Crime Push App Can Cut Crime Via Your Smartphone

By Cynthia Hsu, Esq. on February 07, 2012 | Last updated on March 21, 2019

Ever wish you could report crime on your smartphone? Now you can. The Crime Push app offers a new way to get in touch with police.

With a few simple taps, you can send officers a wide array of information.

The application will allow you to include the location of the crime, any photos, audio, or video. You can also send in a text description. All of this information is sent to police officers who can then pursue the culprits.

The app was developed by DC man Shy Pahlevani. He was inspired to create Crime Push after his own run-ins with criminals. He was robbed multiple times on the streets of our nation's capitol.
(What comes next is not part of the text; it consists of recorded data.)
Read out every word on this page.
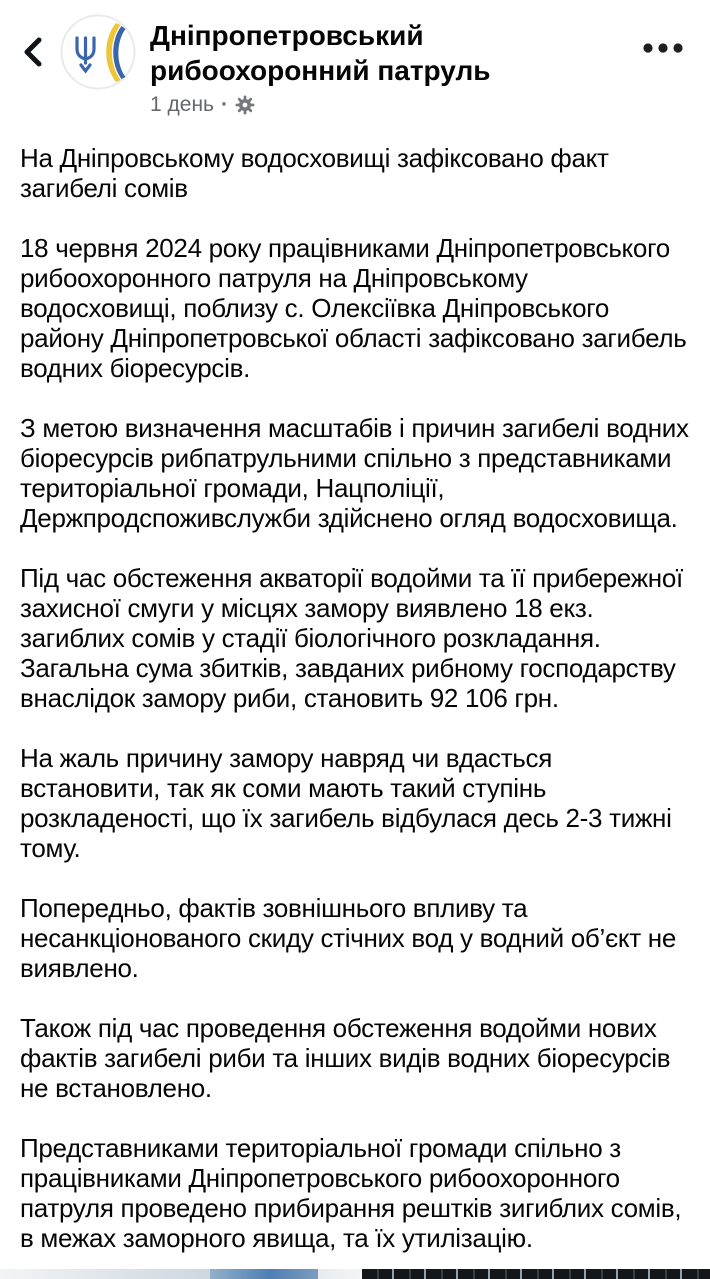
Дніпропетровський рибоохоронний патруль
1 день ·

На Дніпровському водосховищі зафіксовано факт загибелі сомів

18 червня 2024 року працівниками Дніпропетровського рибоохоронного патруля на Дніпровському водосховищі, поблизу с. Олексіївка Дніпровського району Дніпропетровської області зафіксовано загибель водних біоресурсів.

З метою визначення масштабів і причин загибелі водних біоресурсів рибпатрульними спільно з представниками територіальної громади, Нацполіції, Держпродспоживслужби здійснено огляд водосховища.

Під час обстеження акваторії водойми та її прибережної захисної смуги у місцях замору виявлено 18 екз. загиблих сомів у стадії біологічного розкладання. Загальна сума збитків, завданих рибному господарству внаслідок замору риби, становить 92 106 грн.

На жаль причину замору навряд чи вдасться встановити, так як соми мають такий ступінь розкладеності, що їх загибель відбулася десь 2-3 тижні тому.

Попередньо, фактів зовнішнього впливу та несанкціонованого скиду стічних вод у водний об’єкт не виявлено.

Також під час проведення обстеження водойми нових фактів загибелі риби та інших видів водних біоресурсів не встановлено.

Представниками територіальної громади спільно з працівниками Дніпропетровського рибоохоронного патруля проведено прибирання рештків зигиблих сомів, в межах заморного явища, та їх утилізацію.
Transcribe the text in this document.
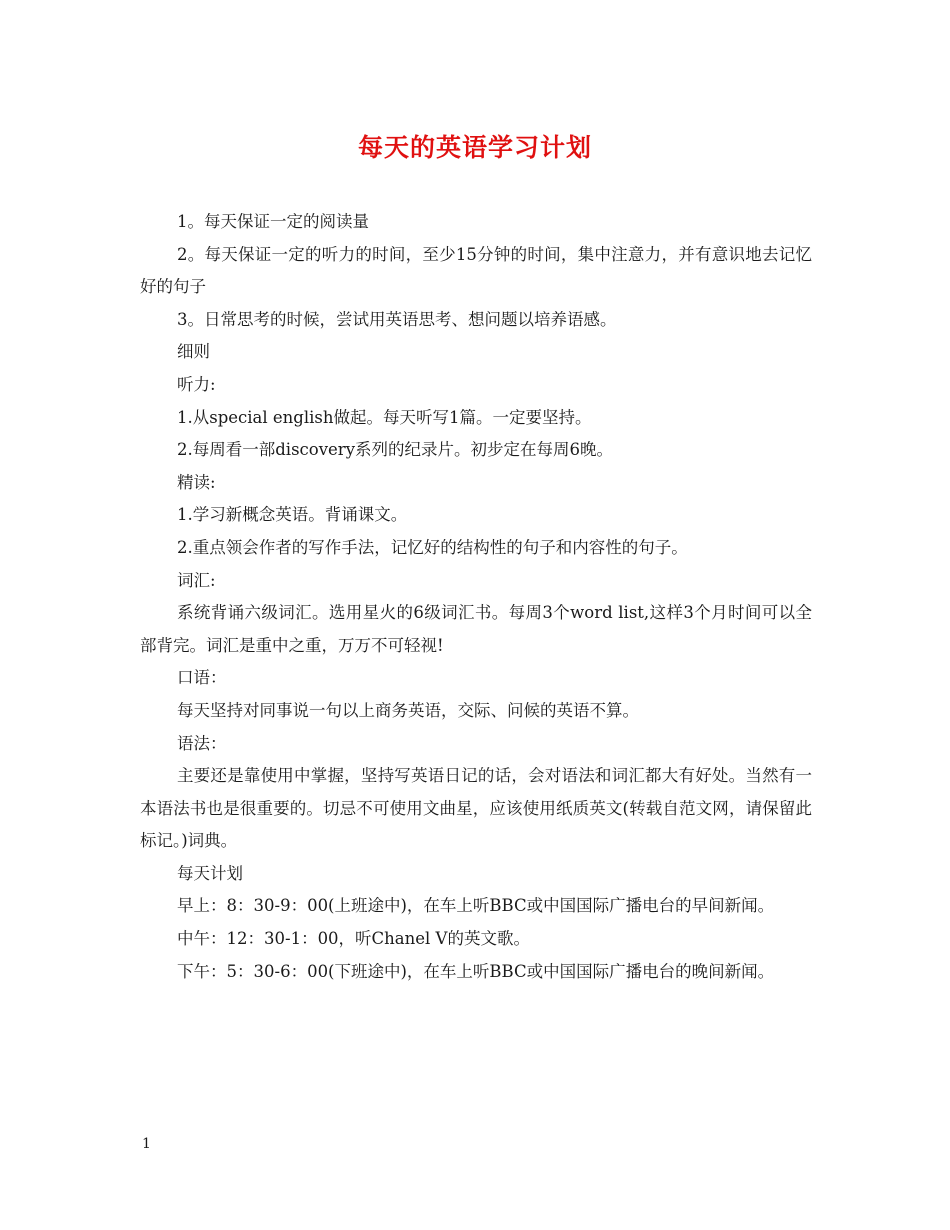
每天的英语学习计划

1。每天保证一定的阅读量

2。每天保证一定的听力的时间，至少15分钟的时间，集中注意力，并有意识地去记忆好的句子

3。日常思考的时候，尝试用英语思考、想问题以培养语感。

细则

听力:

1.从special english做起。每天听写1篇。一定要坚持。

2.每周看一部discovery系列的纪录片。初步定在每周6晚。

精读:

1.学习新概念英语。背诵课文。

2.重点领会作者的写作手法，记忆好的结构性的句子和内容性的句子。

词汇:

系统背诵六级词汇。选用星火的6级词汇书。每周3个word list,这样3个月时间可以全部背完。词汇是重中之重，万万不可轻视!

口语：

每天坚持对同事说一句以上商务英语，交际、问候的英语不算。

语法：

主要还是靠使用中掌握，坚持写英语日记的话，会对语法和词汇都大有好处。当然有一本语法书也是很重要的。切忌不可使用文曲星，应该使用纸质英文(转载自范文网，请保留此标记。)词典。

每天计划

早上：8：30-9：00(上班途中)，在车上听BBC或中国国际广播电台的早间新闻。

中午：12：30-1：00，听Chanel V的英文歌。

下午：5：30-6：00(下班途中)，在车上听BBC或中国国际广播电台的晚间新闻。

1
You may wonder why an application like Crime Push is even necessary. There is always the option to go ahead and dial 911.

However, as Forbes pointed out, there are times when calling 911 wouldn't really produce the best results.

Imagine if you're walking down a darkened street. You happen upon a group of individuals who are dealing drugs. They don't see you, and you want to keep it that way. Calling 911 immediately wouldn't be prudent. It might reveal your presence to the criminals. But using your smartphone and entering in a few quick statements to police while you hurry away? It's relatively silent.

Plus there are features of the Crime Push app that may prove useful to authorities. This includes attaching video, audio, and photos of the event to your alert.

App developers have already fostered ties with Washington, DC's Metropolitan Police Department, Fairfax and Loudoun County school boards, and several DC-area colleges, according to Forbes.

However, citizens shouldn't just rely on Crime Push. As one local police department found, sometimes complaints can get lost. Dialing 911 may still be the safer bet for those that need immediate assistance.

Crime Push app developers intend to develop more ties with local police departments, WJLA-TV reports. There may be the day where it's faster -- and easier -- to report crime on your smartphone.